Personal information
- Full name: Steven Wayne Oliver
- Date of birth: 14 January 1971 (age 54)
- Original team(s): Castlemaine
- Draft: No. 26, 1987 national draft
- Height: 190 cm (6 ft 3 in)
- Weight: 86 kg (190 lb)
- Position(s): Forward

Playing career^{1}
- Years: Club / Games (Goals)
- 1992–1994: Carlton / 13 (8)
- ^{1} Playing statistics correct to the end of 1994.

= Steven Oliver (footballer) =

Australian rules footballer and politician

Steven Wayne Oliver (born 14 January 1971) is a former Australian rules footballer who played with Carlton in the Australian Football League (AFL) during the early 1990s.

Oliver, a forward from Castlemaine, was only 16 when he was selected by Carlton in the 1987 VFL draft. Like another draftee that year, Jamie Cox, Oliver was also a gifted cricketer and captained Victoria at the Australian Under-17 Championships in 1987/88. An all-rounder, he took 11 wickets in the tournament, including that of future Test player Damien Martyn. He ultimately chose to pursue a career in football but had to wait until he was 21 to make his senior AFL debut.

His first two league games came in the opening two rounds of the 1992 AFL season but he had no impact and was not selected for the rest of the year. He instead had a highly successful year with Castlemaine in the Bendigo Football League (BFL), kicking over 100 goals in the home and away season, before finishing the season with a premiership.

Oliver made six AFL appearances in 1993 and performed well when put at full-forward, filling in for an injured Stephen Kernahan. By the time the finals came he was out of the side and did not participate in Carlton's run to the grand final. After putting together just five games in 1994, Oliver returned home to Castlemaine for good.

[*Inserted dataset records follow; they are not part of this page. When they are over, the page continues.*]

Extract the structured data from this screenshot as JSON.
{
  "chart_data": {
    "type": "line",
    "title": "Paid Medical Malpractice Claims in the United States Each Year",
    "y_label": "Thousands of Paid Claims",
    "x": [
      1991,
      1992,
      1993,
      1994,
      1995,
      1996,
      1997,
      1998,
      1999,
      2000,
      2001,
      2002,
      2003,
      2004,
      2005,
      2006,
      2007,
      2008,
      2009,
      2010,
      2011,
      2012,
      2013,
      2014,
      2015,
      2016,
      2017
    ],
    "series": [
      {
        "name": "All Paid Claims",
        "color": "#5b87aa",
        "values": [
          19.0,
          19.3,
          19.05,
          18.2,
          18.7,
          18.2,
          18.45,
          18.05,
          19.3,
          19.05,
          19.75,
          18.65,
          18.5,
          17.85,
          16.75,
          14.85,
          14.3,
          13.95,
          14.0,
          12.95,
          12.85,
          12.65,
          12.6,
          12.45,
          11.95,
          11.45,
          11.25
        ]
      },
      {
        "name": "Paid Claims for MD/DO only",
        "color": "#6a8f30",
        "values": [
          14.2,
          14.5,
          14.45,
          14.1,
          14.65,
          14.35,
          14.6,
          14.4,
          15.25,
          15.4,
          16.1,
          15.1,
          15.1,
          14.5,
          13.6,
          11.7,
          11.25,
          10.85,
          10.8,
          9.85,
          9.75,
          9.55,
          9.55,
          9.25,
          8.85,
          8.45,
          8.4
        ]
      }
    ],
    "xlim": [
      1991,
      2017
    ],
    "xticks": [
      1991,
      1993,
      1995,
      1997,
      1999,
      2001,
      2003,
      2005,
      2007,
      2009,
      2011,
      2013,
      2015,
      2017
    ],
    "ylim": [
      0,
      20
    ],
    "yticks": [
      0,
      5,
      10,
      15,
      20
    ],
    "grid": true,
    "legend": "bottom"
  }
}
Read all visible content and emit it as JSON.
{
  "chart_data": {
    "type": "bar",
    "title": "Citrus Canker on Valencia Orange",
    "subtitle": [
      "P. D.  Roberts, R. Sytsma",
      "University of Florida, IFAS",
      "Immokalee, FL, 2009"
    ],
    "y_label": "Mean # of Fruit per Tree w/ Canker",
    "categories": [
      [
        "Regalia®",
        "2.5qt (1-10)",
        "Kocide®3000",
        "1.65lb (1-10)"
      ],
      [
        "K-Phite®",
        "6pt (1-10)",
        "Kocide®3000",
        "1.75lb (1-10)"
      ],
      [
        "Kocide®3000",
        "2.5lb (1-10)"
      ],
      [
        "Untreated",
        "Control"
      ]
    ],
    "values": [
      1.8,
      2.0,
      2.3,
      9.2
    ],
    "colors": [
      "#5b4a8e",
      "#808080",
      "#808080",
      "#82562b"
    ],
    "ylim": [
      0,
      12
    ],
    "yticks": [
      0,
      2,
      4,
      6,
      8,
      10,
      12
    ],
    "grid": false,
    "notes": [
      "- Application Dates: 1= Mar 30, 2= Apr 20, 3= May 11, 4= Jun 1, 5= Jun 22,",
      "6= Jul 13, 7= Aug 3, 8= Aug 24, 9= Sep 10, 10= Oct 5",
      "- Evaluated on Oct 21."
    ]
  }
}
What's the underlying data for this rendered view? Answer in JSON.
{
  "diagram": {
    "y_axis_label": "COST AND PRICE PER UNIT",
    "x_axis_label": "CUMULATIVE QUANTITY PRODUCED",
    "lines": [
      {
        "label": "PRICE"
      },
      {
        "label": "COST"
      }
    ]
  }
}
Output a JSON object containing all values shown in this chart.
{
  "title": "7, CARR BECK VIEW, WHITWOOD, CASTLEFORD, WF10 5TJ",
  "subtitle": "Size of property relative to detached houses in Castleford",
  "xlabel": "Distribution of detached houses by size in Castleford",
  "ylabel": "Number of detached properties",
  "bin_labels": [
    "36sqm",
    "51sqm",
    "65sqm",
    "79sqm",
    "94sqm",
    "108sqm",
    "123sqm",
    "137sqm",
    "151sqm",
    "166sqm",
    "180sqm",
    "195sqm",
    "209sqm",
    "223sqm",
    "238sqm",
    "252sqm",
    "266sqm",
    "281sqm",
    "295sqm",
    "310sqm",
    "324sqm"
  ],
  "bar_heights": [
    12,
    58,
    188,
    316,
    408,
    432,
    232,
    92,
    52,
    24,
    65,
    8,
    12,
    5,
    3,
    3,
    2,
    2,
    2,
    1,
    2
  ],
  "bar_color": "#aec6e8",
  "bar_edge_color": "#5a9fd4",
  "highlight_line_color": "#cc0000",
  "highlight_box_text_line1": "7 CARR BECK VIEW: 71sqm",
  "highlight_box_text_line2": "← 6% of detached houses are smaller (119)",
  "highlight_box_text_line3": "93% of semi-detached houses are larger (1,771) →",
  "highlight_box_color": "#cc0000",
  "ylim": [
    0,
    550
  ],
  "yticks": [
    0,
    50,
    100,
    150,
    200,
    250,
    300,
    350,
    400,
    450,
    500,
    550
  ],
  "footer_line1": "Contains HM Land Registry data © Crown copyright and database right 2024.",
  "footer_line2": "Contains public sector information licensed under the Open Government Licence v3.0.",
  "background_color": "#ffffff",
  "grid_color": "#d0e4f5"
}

He topped the BFL goal-kicking on three further occasions, in 1996, 2000 and 2005. In 2000 he had reached the one hundred goal mark for a third time, having also achieved the feat back in 1991 after a strong finals series. Castlemaine were the premiership winners in his two most prolific seasons, 1992 and 2000. He also won three Castlemaine "Best and Fairest" awards and towards the end of his time at the club became just the second player in BFL history to reach 1000 career goals.

Oliver was the manager of the Bendigo Golf Club after a five-year stint as the General Manager of the Bendigo Football Netball League, he is currently the manager at PFD Bendigo, and in 2010 ran as a National Party candidate for the seat of Bendigo West in the state election. Although the vote count was close enough to be decided by preferences, Oliver was unable to stop Maree Edwards from retaining the seat for Labor.